Japan develops software for 3D printing maps for blind
Cartographic authorities in Japan have reported that they have created the special software with which users can download that allows users to download information from the internet and create relatively cheap geographical maps of the country for those who have difficulties with sight, using 3D printers.
The Geospatial Information Authority of Japan (GSI) is the department in the Ministry of Land, Infrastructure, Transport and Tourism. It is going to work in cooperation with experts from different regions during the development phase. Their software ensures that railways, walkways and highways are clear and cannot be confused in the final version of the product. The data of the program makes it possible and easy for users to print streets with the height of about one millimeter and it’s easy to detect them with fingers.
Professor at Niigata University Tetsuya Watanabe is one of the participants of software development. He explained that they are also planning to include various features of topography such as hills and uneven surfaces so as to use these maps in courses for the visually impaired focused on emergency evacuations and tsunami- or earthquake-related evacuations. As soon as it is developed, all the maps and geo-data of Japan will appear on the Internet. Urban zone maps are going to have the scale of 1 cm equals 25 m (1:25).

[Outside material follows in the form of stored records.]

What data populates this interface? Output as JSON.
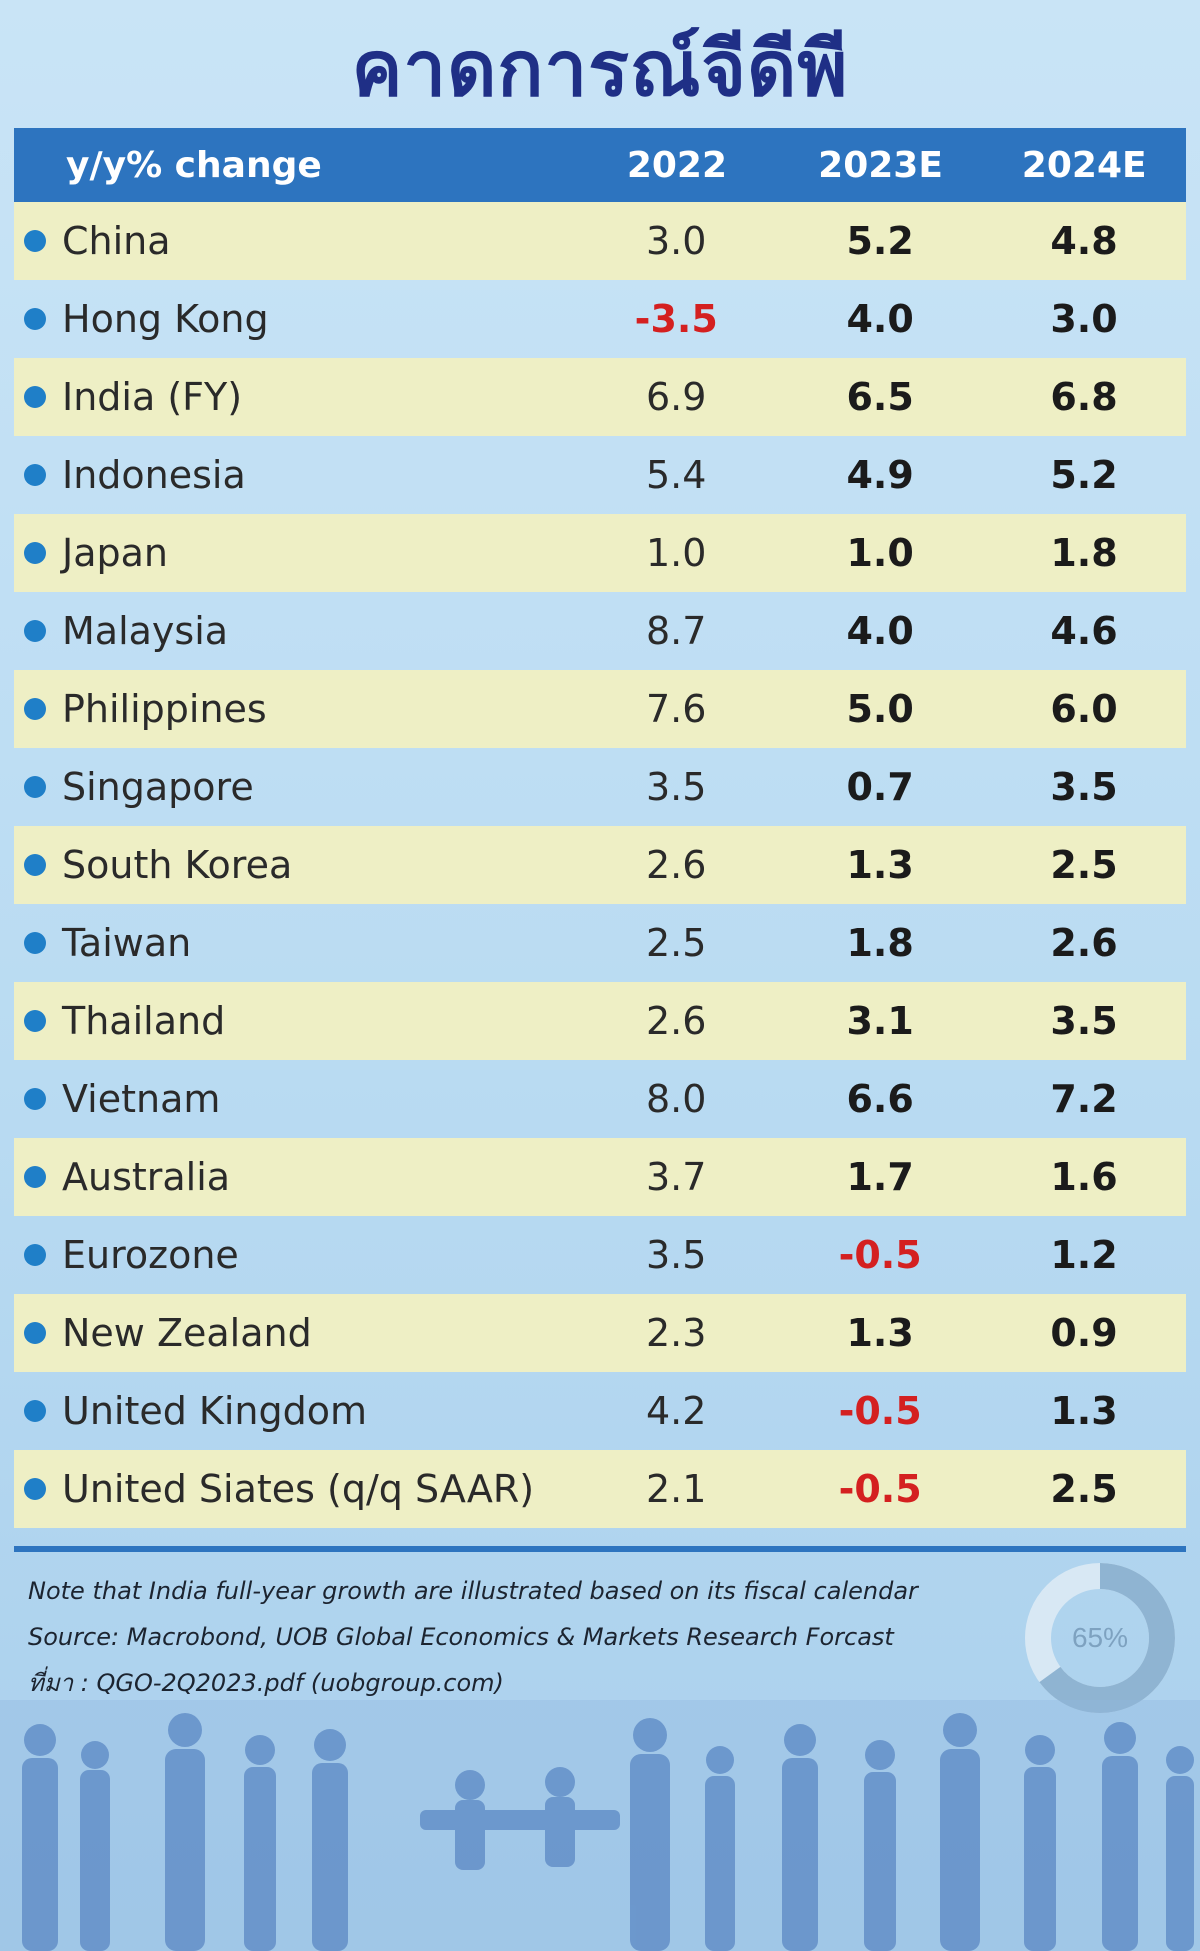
{
  "title": "คาดการณ์จีดีพี",
  "chart_data": {
    "type": "table",
    "columns": [
      "y/y% change",
      "2022",
      "2023E",
      "2024E"
    ],
    "rows": [
      {
        "country": "China",
        "values": [
          "3.0",
          "5.2",
          "4.8"
        ]
      },
      {
        "country": "Hong Kong",
        "values": [
          "-3.5",
          "4.0",
          "3.0"
        ]
      },
      {
        "country": "India (FY)",
        "values": [
          "6.9",
          "6.5",
          "6.8"
        ]
      },
      {
        "country": "Indonesia",
        "values": [
          "5.4",
          "4.9",
          "5.2"
        ]
      },
      {
        "country": "Japan",
        "values": [
          "1.0",
          "1.0",
          "1.8"
        ]
      },
      {
        "country": "Malaysia",
        "values": [
          "8.7",
          "4.0",
          "4.6"
        ]
      },
      {
        "country": "Philippines",
        "values": [
          "7.6",
          "5.0",
          "6.0"
        ]
      },
      {
        "country": "Singapore",
        "values": [
          "3.5",
          "0.7",
          "3.5"
        ]
      },
      {
        "country": "South Korea",
        "values": [
          "2.6",
          "1.3",
          "2.5"
        ]
      },
      {
        "country": "Taiwan",
        "values": [
          "2.5",
          "1.8",
          "2.6"
        ]
      },
      {
        "country": "Thailand",
        "values": [
          "2.6",
          "3.1",
          "3.5"
        ]
      },
      {
        "country": "Vietnam",
        "values": [
          "8.0",
          "6.6",
          "7.2"
        ]
      },
      {
        "country": "Australia",
        "values": [
          "3.7",
          "1.7",
          "1.6"
        ]
      },
      {
        "country": "Eurozone",
        "values": [
          "3.5",
          "-0.5",
          "1.2"
        ]
      },
      {
        "country": "New Zealand",
        "values": [
          "2.3",
          "1.3",
          "0.9"
        ]
      },
      {
        "country": "United Kingdom",
        "values": [
          "4.2",
          "-0.5",
          "1.3"
        ]
      },
      {
        "country": "United Siates (q/q SAAR)",
        "values": [
          "2.1",
          "-0.5",
          "2.5"
        ]
      }
    ]
  },
  "notes": {
    "line1": "Note that India full-year growth are illustrated based on its fiscal calendar",
    "line2": "Source: Macrobond, UOB Global Economics & Markets Research Forcast",
    "line3": "ที่มา : QGO-2Q2023.pdf (uobgroup.com)"
  },
  "decor": {
    "donut_label": "65%"
  },
  "colors": {
    "header_blue": "#2d74bf",
    "row_stripe": "#eeefc5",
    "negative": "#d42020",
    "dot": "#1f7fc8",
    "title": "#1f2f86"
  }
}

To print such maps you will need a desktop FDM 3D printer with resin sheets. Each unit of material for plates measured about 15 x 15 cm will cost just 150 yen ($1.40). Scientists from GSI explained that since 3D printing has become so popular, in the near future people will be able to print maps of all the peculiar places. They still need to find out something concerning the precision level of such maps and the efficiency of using Braille to make it easy for those who have problems and difficulties with eye-sight.